Preview Mode Links will not work in preview mode


Feb 8, 2019

(February 2, 2019) The rivalry during the early 1900s between two lavish hotels in the southern Indiana towns of French Lick and West Baden is almost as well known as the mineral waters they sold - marketed, respectively, as Pluto and Sprudel water. Far less remembered: The small towns also were archrivals on the basketball court because, until a consolidation fraught with controversy during the late 1950s, French Lick and West Baden each had their own high school.

Among the residents who witnessed the merger and the creation of what became Springs Valley High School - with a basketball team known as the Black Hawks - was a first-grade student in French Lick named Tim Wright. He grew up to become a public figure, known as the banjo- and guitar-playing sibling in The Wright Brothers Band, the Indiana-based group that has performed pop, country, rock and bluegrass music at the Grand Ole Opry, on national TV shows and even on the soundtrack of a Hollywood movie.

Book Cover: Valley Boys - The Story of the 1958 Springs Valley Blackhawks. Tim Wright, who lives in Carmel now, has written a book, The Valley Boys: The Story of the 1958 Springs Valley Black Hawks, drawn from extensive interviews about the unfolding of the high school consolidation in the "twin cities" in Orange County. In addition to describing the social history of the school consolidation, Tim's book focuses on the basketball players themselves, former rivals who had to come together as one team.

He is Nelson's studio guest to discuss the merger that once was the talk of the state. The high schools' mascots had been the Red Devils (a nod to Pluto) for French Lick, and across the railroad tracks that separated the two town, the Sprudels (depicted as a wood gnome) for West Baden.

Tim also shares insights about the evolution of the Wright Brothers Band, who cut their first album in the early 1970s. Tim and his brother Tom, a vocalist, have been the core of the band, which has performed with headliners including Dolly PartonWillie Nelson and Johnny Cash. The band also has performed the national anthem at Indianapolis Coltsand Indianapolis Indians games.

During the 1950s, Tim and Tom Wright's grandfather ran a barber shop in French Lick that was a hub for chatter about the consolidation of the high schools, the blending of the basketball teams and the economic challenges of Springs Valley.

From left, John McDowell, Tom Wright and Tim Wright of The Wright Brothers Band. Over their long career, the Indiana-based group has performed pop, country, rock and bluegrass, sharing the stage with some of the music industry's top entertainers. Courtesy"Most folks in Orange County in the '50s considered themselves poor," Tim Wright notes in The Valley Boys. "There was no real industry, and wages were low."

In addition, the West Baden Springs Hotel - with a spectacular atrium touted as the "Eighth Wonder of the World" - had closed during the Great Depression. The landmark had various other owners over the years (including Jesuit priests and a culinary school), and did not reopen as a hotel until a spectacular restoration in 2007.

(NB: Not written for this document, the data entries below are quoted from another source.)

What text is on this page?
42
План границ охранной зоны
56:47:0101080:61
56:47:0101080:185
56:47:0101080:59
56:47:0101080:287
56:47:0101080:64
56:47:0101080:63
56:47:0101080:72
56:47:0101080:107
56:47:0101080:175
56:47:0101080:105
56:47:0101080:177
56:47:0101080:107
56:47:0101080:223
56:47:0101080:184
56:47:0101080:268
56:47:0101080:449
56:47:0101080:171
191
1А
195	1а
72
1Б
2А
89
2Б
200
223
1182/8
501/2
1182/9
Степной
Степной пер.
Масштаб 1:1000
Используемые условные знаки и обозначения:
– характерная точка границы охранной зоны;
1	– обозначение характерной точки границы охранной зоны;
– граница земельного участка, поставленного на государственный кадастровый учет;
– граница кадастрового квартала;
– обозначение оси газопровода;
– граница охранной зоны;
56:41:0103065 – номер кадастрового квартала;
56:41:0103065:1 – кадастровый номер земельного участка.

According to Tim's research, the combined population of the two towns was about 3,500 in 1958. Although wealthy visitors continued to patronize the French Lick Springs Hotel, which remained open, many assumed its glory era had passed.

Some history facts:

  • In the early 1950s, the West Baden Sprudels had been coached by Marvin Wood, who later became the basketball coach of another tiny school, Milan High School. In 1954, Wood was the coach for the legendary Milan team with Bobby Plump that won the state tournament.
  • John McDowell, a long-time bass guitarist and vocalist with the Wright Brothers Band (he sometimes is called the "third brother") is the nephew of Jimmy Mack, the former TV personality in Indianapolis who was the host of "Bandstand 13," a popular teen dance show during the 1960s. In 2016, Jimmy Mack, who is now 96, was a studio guest on Hoosier History Live.
  • The Wright Brothers Band can be heard on the soundtrack of Overboard (1987), a movie starring Goldie Hawn.
  • Known as the Wright Brothers Overland Stage Company when the band formed in 1972, the group has performed across the country. In Indiana, their performance venues have included the restored landmarks from Tim and Tom's boyhood, the French Lick and West Baden hotels.

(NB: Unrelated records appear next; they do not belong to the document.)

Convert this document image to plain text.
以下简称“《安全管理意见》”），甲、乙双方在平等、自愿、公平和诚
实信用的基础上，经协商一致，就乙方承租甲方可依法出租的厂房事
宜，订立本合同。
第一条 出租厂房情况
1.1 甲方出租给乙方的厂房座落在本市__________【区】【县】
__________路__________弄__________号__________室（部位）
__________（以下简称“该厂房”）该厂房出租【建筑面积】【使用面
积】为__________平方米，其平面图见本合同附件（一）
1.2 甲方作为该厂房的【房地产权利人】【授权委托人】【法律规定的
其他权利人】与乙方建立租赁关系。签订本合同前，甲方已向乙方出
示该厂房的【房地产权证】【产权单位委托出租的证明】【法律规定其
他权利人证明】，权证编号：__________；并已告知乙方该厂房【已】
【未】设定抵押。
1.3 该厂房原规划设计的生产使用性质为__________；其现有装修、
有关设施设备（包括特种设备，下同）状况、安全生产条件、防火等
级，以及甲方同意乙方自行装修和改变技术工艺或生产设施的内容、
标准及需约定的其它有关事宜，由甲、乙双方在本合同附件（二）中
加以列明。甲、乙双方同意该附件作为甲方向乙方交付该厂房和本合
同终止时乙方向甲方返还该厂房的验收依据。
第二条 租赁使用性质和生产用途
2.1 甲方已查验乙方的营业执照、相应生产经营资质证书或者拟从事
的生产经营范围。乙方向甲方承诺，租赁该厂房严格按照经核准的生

The Wright Brothers gained national attention during the 1980s with their hit song "Made in the USA," which, as the title suggests, celebrates companies that manufactured their products in this country.

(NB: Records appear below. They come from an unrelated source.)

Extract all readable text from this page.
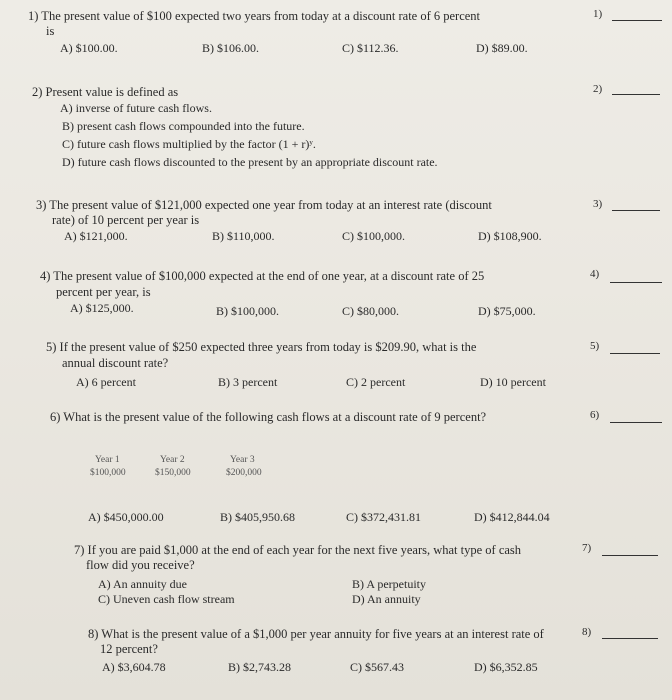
1) The present value of $100 expected two years from today at a discount rate of 6 percent
is
A) $100.00.	B) $106.00.	C) $112.36.	D) $89.00.
1)
2) Present value is defined as
A) inverse of future cash flows.
B) present cash flows compounded into the future.
C) future cash flows multiplied by the factor (1 + r)ʸ.
D) future cash flows discounted to the present by an appropriate discount rate.
2)
3) The present value of $121,000 expected one year from today at an interest rate (discount
rate) of 10 percent per year is
A) $121,000.	B) $110,000.	C) $100,000.	D) $108,900.
3)
4) The present value of $100,000 expected at the end of one year, at a discount rate of 25
percent per year, is
A) $125,000.	B) $100,000.	C) $80,000.	D) $75,000.
4)
5) If the present value of $250 expected three years from today is $209.90, what is the
annual discount rate?
A) 6 percent	B) 3 percent	C) 2 percent	D) 10 percent
5)
6) What is the present value of the following cash flows at a discount rate of 9 percent?	6)
Year 1	Year 2	Year 3
$100,000	$150,000	$200,000
A) $450,000.00	B) $405,950.68	C) $372,431.81	D) $412,844.04
7) If you are paid $1,000 at the end of each year for the next five years, what type of cash
flow did you receive?
A) An annuity due	B) A perpetuity
C) Uneven cash flow stream	D) An annuity
7)
8) What is the present value of a $1,000 per year annuity for five years at an interest rate of
12 percent?
A) $3,604.78	B) $2,743.28	C) $567.43	D) $6,352.85
8)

The brothers' father, Billy D. Wright, was a singer in southern Indiana. During the 1940s, he was a basketball star for the French Lick Red Devils, according to The Valley Boys.

For the book, Tim Wright interviewed one of the key figures involved in the aftermath of the consolidation of the rival high schools: Rex Wells, a West Baden native who, in his 20s, became the widely admired coach of the inaugural Springs Valley High School basketball team.

Wells is quoted as saying: "It was the team and not the school board that consolidated the two schools."